Up for sale went the tables, sofas and iron implements; the brightly enameled wood-burning kitchen stoves, books, chairs of all sorts, ancient wooden trunks, rag rugs and hooked rugs; cupboards, cabinets, and gigantic wardrobes; walnut beams from a room-size weaving loom, piles of quilts, coverlets and loose fabric; and tall stacks of weathered wood siding, windows and paneled doors rescued from abandonment and decay.
Some of Peter's relatives and friends, including me, began to participate. We bid, and sometimes we bought. What better custodians of his things, I told myself, than the people who knew and loved him?
Over the course of the long, sad day, a truth emerged from the drizzly mist. It was by no means a revelation, and it would have been clear to us all along, I think, if this hadn't been about Peter and his things and his place at Hope. The obvious truth was that things, no matter how unique and wonderful, don't define the people we know and love and sometimes lose.
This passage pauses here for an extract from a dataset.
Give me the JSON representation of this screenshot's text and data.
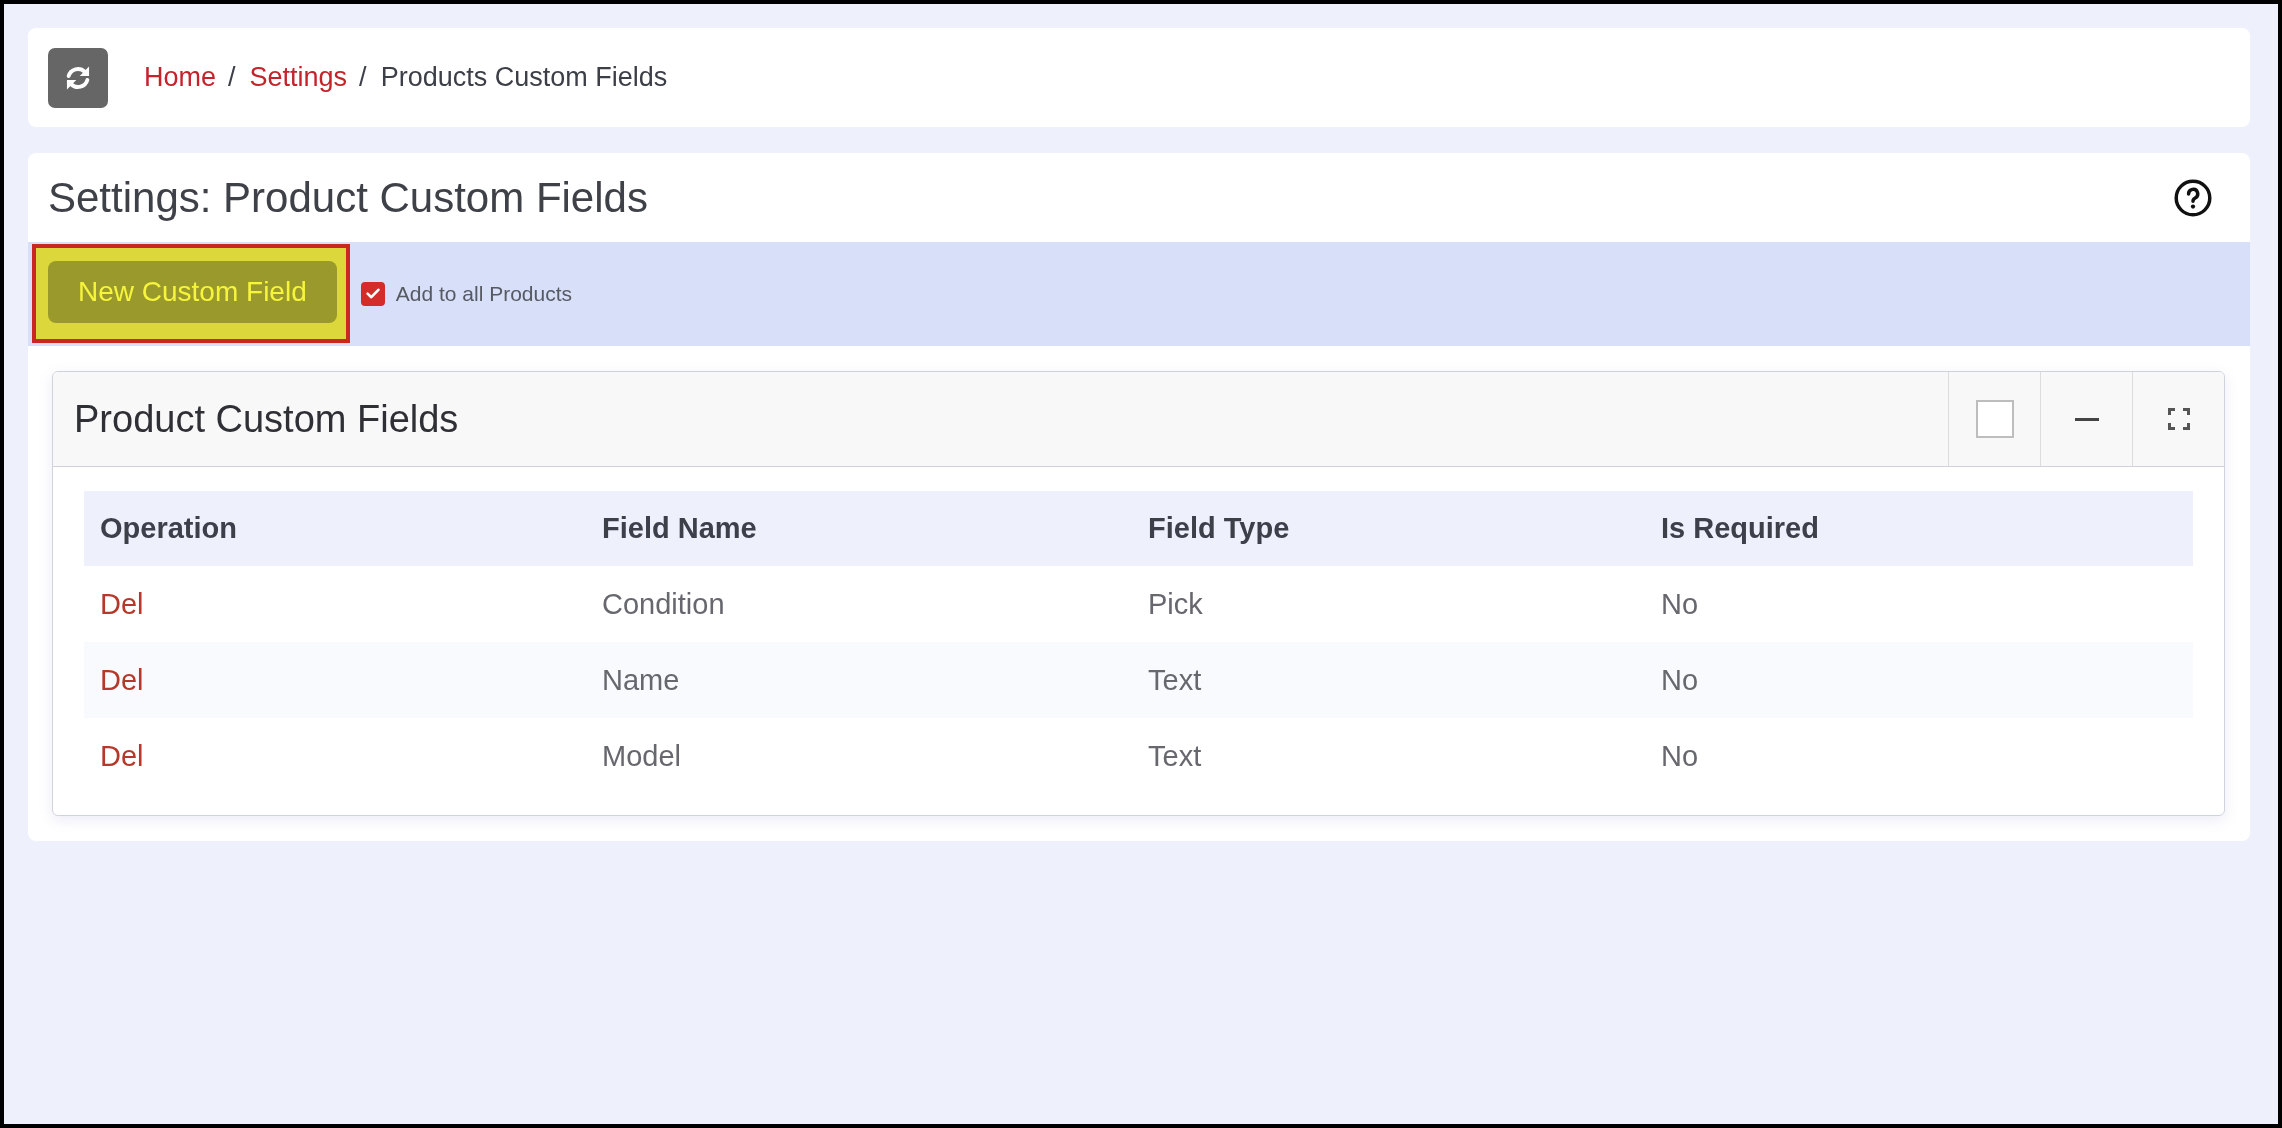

You might make a case that Peter's remarkable body of work defined him, at least to a degree: his reclamation of Hope, the meticulous reconstructions at Hermann Farm, the flood-ravaged historic homes he restored, the dilapidated old structures he secured, rebuilt and transformed into beautiful living spaces for private clients.
But the essence of Peter Dircks lies, as it does for us all, in what we keep of him inside us.
These are memories, of course. Memories of poignance and irreverence, of joy and wonder and sorrow, of laughter and crazy dancing, of shared secrets. Memories of unwittingly pitching camp in a town dump, getting a phone call with bad news about John Lennon, overcoming financial crises, hitching a ride with a wild man in Newfoundland, tuning a portable radio to a too-late, late-night political speech, gossiping shamelessly. Memories of marriages and divorces, injuries and illnesses and recoveries. And even memories of a final illness from which recovery was not to be.